Tuesday, April 17, 2007

Unborn Killed By Abortion Deserve Same Respect As Virginia Tech Victims

Let me say from the start that an evil, despicable act took place yesterday in Virginia and 33 human beings lost their lives as a result of that evil. My prayers have already gone up to God on behalf of these victims and their families and friends. Their collective pain is unimaginable and profound.

Now a question must be asked.

From God’s objective—and holy—point of view, don't the children who were killed by abortion on the same day as 33 Virginia Tech students were killed deserve equal attention and respect? After all, God declared in His Word (Acts 10:34) that He is not a respecter of persons.

The context of that passage is that God does not show partiality with regard to His mercy or His justice. Deuteronomy 16:19 long ago warned, "Thou shalt not wrest judgment; thou shalt not respect persons . . ." and the second chapter of James makes it clear that God is against unjust partiality. James 2:9 states, "but if ye have respect to persons, ye commit sin, and are convinced of the law as transgressors."

But some will protest, "Ridiculous! The unborn, specifically fetuses, are not persons! It is outrageous and totally disrespectful to make the comparison you did."

But that’s just the point. The question, “What is the unborn?” needs to be answered. If the unborn are human beings, then they are persons, since no successful argument can be, or has been, advanced to make a valid distinction between human beings and persons.

No society throughout history who has sought to make distinctions between the two has been kindly or respectfully remembered. Neither the Nazis, who made distinction between Jews who they conceded to be human beings but who lacked true personhood under the law; nor the Americans who enslaved Blacks and used them as mere property on grounds they were non-persons; nor any other society or movement in history who possessed equally barbarous attitudes.

Nor does our current society, either on philosophical or theological grounds, consider any such distinctions to be legitimate. Except for a very small number of radical ideologues, most of who insist on such distinctions to justify their bloody agendas of sustaining legalized abortion, few individuals in our “civilized” society would even dare to think of this as a possibility.

So what’s the difference between these victims?

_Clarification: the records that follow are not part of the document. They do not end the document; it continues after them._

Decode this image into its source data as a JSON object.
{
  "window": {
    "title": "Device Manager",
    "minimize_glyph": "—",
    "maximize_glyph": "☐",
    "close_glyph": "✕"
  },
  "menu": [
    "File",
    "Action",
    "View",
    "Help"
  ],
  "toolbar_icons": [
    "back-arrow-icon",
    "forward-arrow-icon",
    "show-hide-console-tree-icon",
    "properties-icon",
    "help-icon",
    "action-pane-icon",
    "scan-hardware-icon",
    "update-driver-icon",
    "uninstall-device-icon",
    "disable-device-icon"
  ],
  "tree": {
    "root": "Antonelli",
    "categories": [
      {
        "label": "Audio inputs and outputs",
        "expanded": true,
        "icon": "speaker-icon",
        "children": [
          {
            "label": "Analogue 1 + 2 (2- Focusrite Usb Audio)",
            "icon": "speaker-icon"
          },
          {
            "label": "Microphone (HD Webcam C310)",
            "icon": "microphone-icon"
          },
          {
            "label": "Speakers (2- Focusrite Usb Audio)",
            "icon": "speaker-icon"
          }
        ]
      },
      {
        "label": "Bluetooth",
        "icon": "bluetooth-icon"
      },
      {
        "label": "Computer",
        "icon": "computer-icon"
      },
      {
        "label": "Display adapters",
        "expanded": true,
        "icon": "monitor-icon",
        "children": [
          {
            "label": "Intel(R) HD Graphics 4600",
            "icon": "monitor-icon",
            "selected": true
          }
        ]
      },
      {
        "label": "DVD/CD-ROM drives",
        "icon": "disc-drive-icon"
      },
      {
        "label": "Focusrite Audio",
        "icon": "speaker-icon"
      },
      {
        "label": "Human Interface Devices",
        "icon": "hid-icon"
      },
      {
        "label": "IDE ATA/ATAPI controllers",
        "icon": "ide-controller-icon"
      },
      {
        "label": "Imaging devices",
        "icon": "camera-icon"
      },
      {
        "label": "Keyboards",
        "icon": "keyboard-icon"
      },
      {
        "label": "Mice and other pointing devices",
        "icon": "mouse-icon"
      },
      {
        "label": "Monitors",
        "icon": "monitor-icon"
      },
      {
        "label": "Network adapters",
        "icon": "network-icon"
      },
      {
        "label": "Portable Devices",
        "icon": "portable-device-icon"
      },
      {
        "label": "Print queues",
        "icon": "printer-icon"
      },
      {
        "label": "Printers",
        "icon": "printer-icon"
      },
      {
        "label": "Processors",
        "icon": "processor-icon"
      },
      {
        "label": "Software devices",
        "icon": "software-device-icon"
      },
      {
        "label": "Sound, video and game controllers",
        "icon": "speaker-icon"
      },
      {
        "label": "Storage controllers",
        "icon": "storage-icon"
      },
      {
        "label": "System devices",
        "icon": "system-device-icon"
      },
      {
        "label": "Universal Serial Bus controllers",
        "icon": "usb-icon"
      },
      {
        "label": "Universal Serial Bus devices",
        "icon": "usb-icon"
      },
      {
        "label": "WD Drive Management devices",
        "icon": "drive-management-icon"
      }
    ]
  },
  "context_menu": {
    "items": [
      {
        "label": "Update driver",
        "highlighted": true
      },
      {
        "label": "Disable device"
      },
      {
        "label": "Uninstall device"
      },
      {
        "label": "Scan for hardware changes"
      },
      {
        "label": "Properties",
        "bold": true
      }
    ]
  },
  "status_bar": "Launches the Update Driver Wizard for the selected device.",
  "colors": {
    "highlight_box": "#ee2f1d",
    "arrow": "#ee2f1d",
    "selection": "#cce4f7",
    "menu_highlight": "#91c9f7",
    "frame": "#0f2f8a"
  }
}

The Virginia Tech victims have a face, a home, a family. Each one has a history which elicit memories, images, and sounds, all of which converge most importantly in the deepness of emotions.
But the unborn brings up a blank in our minds. They have no face, no home, no childhood pictures or happy memories. There are no unique expressions, longings and abilities by which we remember them. It’s as though they never existed—as though they are unreal. We don’t add them to our numbers—they don’t count.

But they are in God’s numbers, surely and certainly. He knew them before they arrived in the womb. He had plans for them, in His mind, from before the beginning of time.
Before I formed you in the womb I knew you. Before you were born I set you apart; I appointed you as a prophet to the nations. Jeremiah 1:5

As with Jeremiah, God foresaw events, times, and places for each one of the loved ones created in His image. He admired their personality, talents and temperament and saw that it was good. He sees and knows each of them in the realm of their total existence, and longs to bring His plan for each one of them into reality. Surely then God has “memories” of a divine sort, and the deepest feelings for His little ones, more especially those whose lives are cut short in the womb by a vicious act of betrayal and execution.

Yesterday, on April 16, 2007, the same day of the massacre at Virginia Tech, about 288 unborn children in Canada were killed utilizing various mechanical and chemical means including dismemberment by cutting, slashing, and ripping; high intensity vacuuming whose product is a mishmash of blood and tissue; and poisoning and burning with various salts and chemicals or injecting lethal chemicals into the heart.

All these are much less humane and swift ways than death by a bullet. Some are agonizingly slow forms of death. Yet there were no headlines in Canada. No shock. No horror.
The formal definition of the word massacre, provided by Webster’s dictionary is:
the act or an instance of killing a number of usually helpless or unresisting human beings under circumstances of atrocity or cruelty.
The Virginia Tech massacre is over. 

Canada’s massacre continues and we continue to be silent.